Sondage après sondage, les Québécois manifestent leur désir de vieillir le plus possible à domicile. Le boulot de Geneviève, c’est de tout faire pour réaliser ce souhait. Qui permet, par la bande, d’éviter de coûteuses hospitalisations.
On se rend ensuite à l’unité de soins de la même résidence où vivent les gens atteints de troubles cognitifs. Au poste de garde, la préposée s’ouvre à Geneviève de son problème: l’un des résidents atteints d’Alzheimer a des problèmes de «comportements». Lors des repas dans la salle commune, il cible une résidente et se masturbe sous la table. «On dirait que des jours, il ne pense qu’à ça. Si tu as des idées de solutions, je suis preneuse!» soupire la préposée. Nous allons voir le monsieur dans sa chambre. Il est tranquille, assis devant la télé. Geneviève lui fait un brin de jasette. De retour au poste de garde, la préposée précise que le monsieur a des signes précurseurs (il fixe une femme avant d’avoir ses «comportements»). De plus, dès qu’il est dans sa chambre, il n’en sort pas de lui-même. Geneviève promet de revenir avec des solutions.
Dernier arrêt au domicile d’un couple d’octogénaires. Ils habitent une grande maison baignée de lumière. «C’est mon mari qui l’a construite», dit fièrement la dame. Elle soigne son homme atteint d’Alzheimer depuis plus de 10 ans, mais sent ses forces décliner. À 83 ans, elle le lave encore tous les jours, marche avec lui, le fait chanter…
Très bien organisée, la dame a dressé une liste des sujets qu’elle veut aborder avec la travailleuse sociale. Son mari vient s’asseoir avec nous. Il fait rire Geneviève avec un clin d’œil. À moi, il lance une boutade: je te watche!
La dame s’informe des démarches à effectuer pour faire homologuer le mandat de protection (jadis d’inaptitude) de son mari. Elle en a besoin pour effectuer des transactions sur des placements. Le processus est compliqué. Même si les volontés du mari sont notariées, un médecin et une travailleuse sociale doivent valider le document. Un processus qui peut prendre des mois…

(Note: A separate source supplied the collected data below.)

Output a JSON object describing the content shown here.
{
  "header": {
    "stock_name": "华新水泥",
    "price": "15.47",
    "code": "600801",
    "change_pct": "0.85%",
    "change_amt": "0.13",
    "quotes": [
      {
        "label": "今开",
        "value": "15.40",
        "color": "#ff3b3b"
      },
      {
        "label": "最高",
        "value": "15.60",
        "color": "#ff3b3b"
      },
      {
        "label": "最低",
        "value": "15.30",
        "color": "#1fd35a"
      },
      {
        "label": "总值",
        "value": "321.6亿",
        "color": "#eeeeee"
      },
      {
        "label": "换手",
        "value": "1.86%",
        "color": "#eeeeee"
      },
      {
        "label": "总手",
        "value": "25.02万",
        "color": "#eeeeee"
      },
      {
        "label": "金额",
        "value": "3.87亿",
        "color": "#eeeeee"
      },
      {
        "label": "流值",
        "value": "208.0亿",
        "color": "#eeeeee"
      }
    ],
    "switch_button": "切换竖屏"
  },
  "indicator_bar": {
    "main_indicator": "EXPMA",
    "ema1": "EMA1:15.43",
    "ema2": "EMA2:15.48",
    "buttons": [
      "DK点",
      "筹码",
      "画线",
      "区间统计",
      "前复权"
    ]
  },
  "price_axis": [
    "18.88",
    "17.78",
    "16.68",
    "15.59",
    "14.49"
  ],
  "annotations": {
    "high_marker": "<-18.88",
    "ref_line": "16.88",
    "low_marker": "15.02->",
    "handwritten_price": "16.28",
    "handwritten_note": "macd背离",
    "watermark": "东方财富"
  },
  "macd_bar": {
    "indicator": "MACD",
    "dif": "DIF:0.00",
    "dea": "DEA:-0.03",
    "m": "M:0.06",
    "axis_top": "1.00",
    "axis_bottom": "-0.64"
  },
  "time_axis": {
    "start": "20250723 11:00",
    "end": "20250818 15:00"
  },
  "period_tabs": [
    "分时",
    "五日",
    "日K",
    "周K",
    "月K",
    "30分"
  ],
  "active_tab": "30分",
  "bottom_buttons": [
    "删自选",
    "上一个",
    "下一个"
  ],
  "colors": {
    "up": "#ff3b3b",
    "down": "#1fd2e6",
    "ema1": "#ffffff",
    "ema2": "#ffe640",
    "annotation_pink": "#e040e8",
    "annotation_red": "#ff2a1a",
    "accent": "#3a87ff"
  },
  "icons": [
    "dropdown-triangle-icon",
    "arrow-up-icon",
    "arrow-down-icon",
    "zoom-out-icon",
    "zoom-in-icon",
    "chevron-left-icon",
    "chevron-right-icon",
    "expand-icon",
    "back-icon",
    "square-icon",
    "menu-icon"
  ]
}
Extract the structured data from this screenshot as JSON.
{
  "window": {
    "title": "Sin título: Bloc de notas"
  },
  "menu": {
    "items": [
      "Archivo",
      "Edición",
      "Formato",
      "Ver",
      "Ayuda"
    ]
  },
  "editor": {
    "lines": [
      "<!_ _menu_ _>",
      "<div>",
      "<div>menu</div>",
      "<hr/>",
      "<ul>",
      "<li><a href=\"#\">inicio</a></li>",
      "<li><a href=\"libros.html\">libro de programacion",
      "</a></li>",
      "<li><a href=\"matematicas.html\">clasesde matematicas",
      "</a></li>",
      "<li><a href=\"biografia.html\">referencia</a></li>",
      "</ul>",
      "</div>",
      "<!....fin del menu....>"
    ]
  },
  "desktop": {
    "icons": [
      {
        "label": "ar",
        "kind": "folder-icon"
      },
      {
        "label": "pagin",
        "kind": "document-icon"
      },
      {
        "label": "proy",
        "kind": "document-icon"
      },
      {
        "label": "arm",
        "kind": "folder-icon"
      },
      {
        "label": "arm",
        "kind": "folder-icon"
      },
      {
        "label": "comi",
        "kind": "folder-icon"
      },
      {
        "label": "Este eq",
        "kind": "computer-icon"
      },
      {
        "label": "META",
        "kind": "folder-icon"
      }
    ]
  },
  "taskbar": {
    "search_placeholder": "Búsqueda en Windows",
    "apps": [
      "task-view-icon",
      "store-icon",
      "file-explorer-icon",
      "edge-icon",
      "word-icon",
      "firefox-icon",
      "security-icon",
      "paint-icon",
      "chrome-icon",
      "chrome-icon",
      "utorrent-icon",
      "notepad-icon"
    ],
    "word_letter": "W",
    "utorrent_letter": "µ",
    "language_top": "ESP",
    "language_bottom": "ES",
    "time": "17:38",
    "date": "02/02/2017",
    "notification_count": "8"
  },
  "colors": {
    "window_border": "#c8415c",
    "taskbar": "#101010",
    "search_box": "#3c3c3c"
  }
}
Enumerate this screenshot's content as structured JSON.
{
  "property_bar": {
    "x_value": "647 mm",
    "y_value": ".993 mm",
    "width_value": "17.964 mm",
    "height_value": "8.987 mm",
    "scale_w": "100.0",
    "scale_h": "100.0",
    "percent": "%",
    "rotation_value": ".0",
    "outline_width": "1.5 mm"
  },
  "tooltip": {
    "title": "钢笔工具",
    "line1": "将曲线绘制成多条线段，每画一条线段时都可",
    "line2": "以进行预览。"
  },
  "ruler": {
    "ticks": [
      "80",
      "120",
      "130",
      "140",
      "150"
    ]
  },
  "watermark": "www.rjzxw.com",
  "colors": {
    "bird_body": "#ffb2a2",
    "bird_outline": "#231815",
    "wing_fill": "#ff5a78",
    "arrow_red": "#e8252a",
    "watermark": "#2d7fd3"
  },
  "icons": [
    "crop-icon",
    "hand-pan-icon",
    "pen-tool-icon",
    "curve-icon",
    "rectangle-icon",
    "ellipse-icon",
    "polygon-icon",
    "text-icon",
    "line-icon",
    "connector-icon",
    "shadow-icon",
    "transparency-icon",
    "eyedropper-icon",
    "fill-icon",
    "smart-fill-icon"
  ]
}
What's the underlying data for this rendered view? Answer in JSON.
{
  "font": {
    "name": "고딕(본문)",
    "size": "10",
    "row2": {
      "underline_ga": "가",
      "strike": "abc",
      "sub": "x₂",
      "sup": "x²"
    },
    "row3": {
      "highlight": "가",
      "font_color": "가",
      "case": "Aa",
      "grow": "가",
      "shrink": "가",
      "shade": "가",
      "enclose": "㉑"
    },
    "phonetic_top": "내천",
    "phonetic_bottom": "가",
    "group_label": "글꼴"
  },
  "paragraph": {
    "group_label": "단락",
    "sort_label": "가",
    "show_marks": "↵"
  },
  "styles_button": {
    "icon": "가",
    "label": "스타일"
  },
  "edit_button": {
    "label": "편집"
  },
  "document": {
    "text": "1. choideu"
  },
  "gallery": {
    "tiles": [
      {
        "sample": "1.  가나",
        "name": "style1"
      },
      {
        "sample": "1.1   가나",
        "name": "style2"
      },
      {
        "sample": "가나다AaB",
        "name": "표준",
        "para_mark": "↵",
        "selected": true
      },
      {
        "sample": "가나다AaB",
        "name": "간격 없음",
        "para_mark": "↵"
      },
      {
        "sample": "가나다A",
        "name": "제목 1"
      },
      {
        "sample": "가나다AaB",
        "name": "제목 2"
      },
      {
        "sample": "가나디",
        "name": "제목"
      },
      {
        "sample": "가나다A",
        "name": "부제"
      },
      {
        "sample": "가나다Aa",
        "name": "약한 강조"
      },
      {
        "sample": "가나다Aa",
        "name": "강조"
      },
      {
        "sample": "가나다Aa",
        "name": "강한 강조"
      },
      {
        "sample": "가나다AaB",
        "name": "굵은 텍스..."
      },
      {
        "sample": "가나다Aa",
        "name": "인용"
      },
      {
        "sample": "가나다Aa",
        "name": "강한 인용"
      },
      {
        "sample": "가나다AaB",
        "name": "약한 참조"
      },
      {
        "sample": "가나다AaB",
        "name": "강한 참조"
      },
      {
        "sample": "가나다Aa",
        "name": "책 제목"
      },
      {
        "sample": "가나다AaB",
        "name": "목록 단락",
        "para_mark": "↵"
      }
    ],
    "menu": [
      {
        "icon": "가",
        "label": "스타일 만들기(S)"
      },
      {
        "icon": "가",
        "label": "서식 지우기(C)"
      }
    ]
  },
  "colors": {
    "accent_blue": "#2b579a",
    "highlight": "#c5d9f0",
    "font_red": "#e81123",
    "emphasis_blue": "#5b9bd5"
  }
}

Pendant ce temps, l’état du mari se dégrade. Il parle moins. Renâcle à se faire laver. La dame devient émotive. Elle voit venir le jour où ses forces manqueront. «Pourriez-vous, à titre préventif, ouvrir un dossier à mon nom pour du soutien à domicile?» demande-t-elle à Geneviève qui compte déjà une liste de 50 clients. «Je ne peux me permettre d’avoir des clients inactifs», répond-elle avec une grande douceur.
Geneviève promet de faire intervenir des expertes pour voir ce qui ne fonctionne pas avec la douche du matin. «Elles vous proposeront des stratégies, du soutien…» La dame respire mieux. «L’important, c’est qu’on reste ici, à la maison. Sa santé est bonne. On sort marcher tous les jours. On vit dans la maison qu’il a bâtie…»
«C’est ce que vous voulez, rester à la maison le plus longtemps possible?», s’enquiert Geneviève.
«Oui, mais pas juste ça. Je veux rester le plus longtemps possible en couple avec lui», dit-elle.
C’est la grâce que je vous souhaite, madame.